To the mortal men it was not quite love but a need to please, a way of begging to hear her sensual soprano that was verbal opium their hearing. They were addicted to her voice, to the sweetness of her skin on their lips that she only awarded them with when they were craving physicality, to the honey and lily scent of her hair.
They built her castles, gave her cottages and manors, had sculptures carved in her honour. She was their queen, and they were her subjects. In return for their wide-eyed supplication, she controlled their bodies with hers for her own pleasure and savoured the mouthing bites onto her flesh.
When she grew tedious of them, as she often did, she placed her kiss, the kiss of death, on their dried lips and drank in their life essence, soul and all. It was as delicious as wine. And, oh, how they thrashed out in pain but their screams were latched into their throats. Soon enough their eyes rocked backwards and their skin turned into a grey husk. Their life coursed through her veins, the only blood she truly needed.
Because the men might adore her, but to her the men were objects for her power and desires. She meant everything to them but they meant nothing to her.
And it had been that way for four-hundred years, since her sisters had banished her from the sea onto the miserable land of the mortals. Why she’d been banished was not something she deigned to speak about, and luckily the mortal men never asked. In fact, they never asked anything—they only did what they knew would please her, and to please her would mean purchasing or crafting items.
Over the four centuries she’d acquired many names for herself: whore, commoner, bawd, mistress, and lover. She did not see herself as any of those titles; she was simply a woman who turned men’s feeble hearts like a turncoat who changes their banner.
They became her puppets, tangled in the strings she’d threaded their limbs through.
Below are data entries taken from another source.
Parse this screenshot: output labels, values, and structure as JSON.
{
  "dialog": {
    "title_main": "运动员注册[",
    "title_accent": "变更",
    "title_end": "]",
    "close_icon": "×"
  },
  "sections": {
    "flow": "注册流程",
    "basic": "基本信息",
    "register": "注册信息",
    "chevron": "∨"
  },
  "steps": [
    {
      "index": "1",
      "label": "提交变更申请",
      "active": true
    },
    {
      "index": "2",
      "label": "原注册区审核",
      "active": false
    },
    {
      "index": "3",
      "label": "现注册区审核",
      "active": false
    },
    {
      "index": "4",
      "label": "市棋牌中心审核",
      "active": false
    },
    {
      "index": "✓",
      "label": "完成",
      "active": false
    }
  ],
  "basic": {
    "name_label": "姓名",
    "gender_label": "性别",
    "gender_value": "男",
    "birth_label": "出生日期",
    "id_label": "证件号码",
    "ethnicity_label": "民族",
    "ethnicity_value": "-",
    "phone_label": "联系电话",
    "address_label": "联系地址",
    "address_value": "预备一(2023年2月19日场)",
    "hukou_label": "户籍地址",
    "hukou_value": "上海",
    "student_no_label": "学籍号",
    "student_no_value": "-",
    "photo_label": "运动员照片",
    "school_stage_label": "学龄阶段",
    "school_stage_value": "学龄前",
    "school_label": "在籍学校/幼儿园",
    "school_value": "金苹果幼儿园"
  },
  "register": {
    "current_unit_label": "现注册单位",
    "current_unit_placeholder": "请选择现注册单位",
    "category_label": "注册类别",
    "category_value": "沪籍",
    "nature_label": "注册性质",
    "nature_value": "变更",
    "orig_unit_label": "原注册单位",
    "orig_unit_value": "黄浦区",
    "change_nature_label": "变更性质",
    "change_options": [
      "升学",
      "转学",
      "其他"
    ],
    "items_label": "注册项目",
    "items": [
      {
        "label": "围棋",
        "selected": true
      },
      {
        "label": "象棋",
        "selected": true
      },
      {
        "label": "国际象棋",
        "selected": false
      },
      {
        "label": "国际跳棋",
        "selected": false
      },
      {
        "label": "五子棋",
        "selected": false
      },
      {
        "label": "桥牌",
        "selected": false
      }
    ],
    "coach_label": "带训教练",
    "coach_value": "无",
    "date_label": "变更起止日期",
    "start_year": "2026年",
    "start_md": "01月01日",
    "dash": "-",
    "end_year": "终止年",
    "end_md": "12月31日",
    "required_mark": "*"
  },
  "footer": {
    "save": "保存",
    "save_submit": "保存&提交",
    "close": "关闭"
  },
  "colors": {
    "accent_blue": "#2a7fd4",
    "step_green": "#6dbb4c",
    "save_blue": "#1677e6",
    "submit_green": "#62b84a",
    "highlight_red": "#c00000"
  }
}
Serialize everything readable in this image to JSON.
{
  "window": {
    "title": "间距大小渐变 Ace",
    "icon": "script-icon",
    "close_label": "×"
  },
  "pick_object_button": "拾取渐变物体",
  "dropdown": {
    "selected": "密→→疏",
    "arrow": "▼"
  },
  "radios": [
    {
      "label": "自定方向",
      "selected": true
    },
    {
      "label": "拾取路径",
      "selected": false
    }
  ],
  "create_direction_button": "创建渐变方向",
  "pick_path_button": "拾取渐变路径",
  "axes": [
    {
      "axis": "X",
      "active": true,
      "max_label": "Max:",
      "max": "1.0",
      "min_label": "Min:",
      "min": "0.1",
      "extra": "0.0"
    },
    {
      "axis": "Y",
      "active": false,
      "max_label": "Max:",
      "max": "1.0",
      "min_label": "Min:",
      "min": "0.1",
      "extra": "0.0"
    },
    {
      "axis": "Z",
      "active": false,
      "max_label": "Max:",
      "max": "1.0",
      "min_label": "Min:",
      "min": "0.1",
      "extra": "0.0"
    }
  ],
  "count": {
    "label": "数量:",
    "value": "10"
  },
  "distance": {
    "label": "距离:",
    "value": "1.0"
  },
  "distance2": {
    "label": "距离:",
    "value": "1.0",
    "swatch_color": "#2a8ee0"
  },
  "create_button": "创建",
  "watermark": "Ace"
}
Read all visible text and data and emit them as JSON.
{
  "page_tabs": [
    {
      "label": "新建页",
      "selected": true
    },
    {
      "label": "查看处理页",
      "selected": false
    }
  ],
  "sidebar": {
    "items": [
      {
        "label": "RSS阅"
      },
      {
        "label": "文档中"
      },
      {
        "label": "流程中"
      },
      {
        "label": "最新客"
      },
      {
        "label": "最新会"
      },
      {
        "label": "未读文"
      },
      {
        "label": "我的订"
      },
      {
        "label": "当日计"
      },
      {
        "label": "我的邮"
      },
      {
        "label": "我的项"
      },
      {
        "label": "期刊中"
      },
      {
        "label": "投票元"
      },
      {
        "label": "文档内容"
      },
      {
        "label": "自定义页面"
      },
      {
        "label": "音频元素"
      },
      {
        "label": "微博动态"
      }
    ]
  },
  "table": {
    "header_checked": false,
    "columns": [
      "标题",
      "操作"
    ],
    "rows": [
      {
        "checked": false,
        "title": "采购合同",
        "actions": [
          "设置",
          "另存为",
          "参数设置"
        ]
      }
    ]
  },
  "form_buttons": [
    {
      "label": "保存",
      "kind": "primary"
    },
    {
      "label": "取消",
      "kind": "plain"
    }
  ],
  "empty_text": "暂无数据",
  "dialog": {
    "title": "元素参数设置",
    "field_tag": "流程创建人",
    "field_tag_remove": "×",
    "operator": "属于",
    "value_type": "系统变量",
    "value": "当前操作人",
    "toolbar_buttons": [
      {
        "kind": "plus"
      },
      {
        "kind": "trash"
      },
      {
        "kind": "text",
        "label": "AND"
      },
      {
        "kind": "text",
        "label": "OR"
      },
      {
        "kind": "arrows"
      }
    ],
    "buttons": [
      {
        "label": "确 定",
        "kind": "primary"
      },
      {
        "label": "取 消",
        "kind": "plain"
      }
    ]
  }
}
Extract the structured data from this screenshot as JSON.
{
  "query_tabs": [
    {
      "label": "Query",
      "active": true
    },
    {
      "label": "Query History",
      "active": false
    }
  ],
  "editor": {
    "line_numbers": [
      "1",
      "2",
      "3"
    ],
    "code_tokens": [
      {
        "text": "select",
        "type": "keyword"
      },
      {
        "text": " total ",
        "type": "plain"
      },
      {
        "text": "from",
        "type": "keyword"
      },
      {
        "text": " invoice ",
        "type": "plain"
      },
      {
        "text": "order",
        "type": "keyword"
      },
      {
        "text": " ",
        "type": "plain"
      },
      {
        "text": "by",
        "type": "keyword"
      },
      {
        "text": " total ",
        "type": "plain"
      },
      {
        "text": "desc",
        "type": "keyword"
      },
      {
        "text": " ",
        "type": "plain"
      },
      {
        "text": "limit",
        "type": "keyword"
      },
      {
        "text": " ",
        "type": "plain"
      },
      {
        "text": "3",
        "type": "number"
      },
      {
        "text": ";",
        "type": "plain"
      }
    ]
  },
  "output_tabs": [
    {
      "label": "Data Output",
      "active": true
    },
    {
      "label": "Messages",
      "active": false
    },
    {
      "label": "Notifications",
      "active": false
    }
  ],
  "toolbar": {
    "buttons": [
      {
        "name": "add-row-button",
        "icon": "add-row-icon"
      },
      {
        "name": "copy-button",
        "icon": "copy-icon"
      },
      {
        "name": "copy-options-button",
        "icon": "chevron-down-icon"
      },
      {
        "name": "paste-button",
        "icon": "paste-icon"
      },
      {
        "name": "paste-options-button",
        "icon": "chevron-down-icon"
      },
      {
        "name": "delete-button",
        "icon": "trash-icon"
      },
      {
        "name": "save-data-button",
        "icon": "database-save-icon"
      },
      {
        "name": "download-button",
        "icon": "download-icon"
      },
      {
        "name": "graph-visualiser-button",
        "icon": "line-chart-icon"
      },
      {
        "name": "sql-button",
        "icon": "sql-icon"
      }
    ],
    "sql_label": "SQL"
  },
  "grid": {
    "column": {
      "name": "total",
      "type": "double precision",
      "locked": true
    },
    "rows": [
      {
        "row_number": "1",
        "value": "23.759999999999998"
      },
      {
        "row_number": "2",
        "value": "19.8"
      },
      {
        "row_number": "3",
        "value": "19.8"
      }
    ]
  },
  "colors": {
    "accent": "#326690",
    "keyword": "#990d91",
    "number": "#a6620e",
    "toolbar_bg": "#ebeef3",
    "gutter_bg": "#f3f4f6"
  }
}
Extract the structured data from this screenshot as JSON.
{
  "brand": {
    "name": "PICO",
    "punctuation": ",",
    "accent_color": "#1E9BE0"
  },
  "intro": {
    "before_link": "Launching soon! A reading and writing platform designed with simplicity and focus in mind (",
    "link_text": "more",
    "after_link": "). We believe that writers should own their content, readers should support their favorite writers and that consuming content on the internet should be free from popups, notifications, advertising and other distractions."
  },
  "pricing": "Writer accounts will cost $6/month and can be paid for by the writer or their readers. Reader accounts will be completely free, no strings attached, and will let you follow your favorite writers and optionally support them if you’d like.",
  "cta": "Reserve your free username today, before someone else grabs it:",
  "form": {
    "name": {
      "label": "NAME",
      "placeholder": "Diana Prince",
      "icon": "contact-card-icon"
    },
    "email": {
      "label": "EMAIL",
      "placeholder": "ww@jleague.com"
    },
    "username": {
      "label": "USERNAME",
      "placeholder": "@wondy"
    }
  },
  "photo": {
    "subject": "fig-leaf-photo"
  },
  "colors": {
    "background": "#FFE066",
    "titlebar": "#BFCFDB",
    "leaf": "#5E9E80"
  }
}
They cherished her, completely unaware that it was her call that dashed away their free wills and had them grovelling on their knees for her to take them as hers.
Ophelia, they’d murmur as they bowed their backs to the floor as if in prayer, let me be yours. Let me belong to you.
They were her humble pets.
So she sang her song of poison to kings and lords, merchants and captains and enjoyed the lavish life she received.
And she carried on that way, with her string of amours and cackled as she led men to their deaths. She may have been exiled from the water but nothing could change a siren’s nature.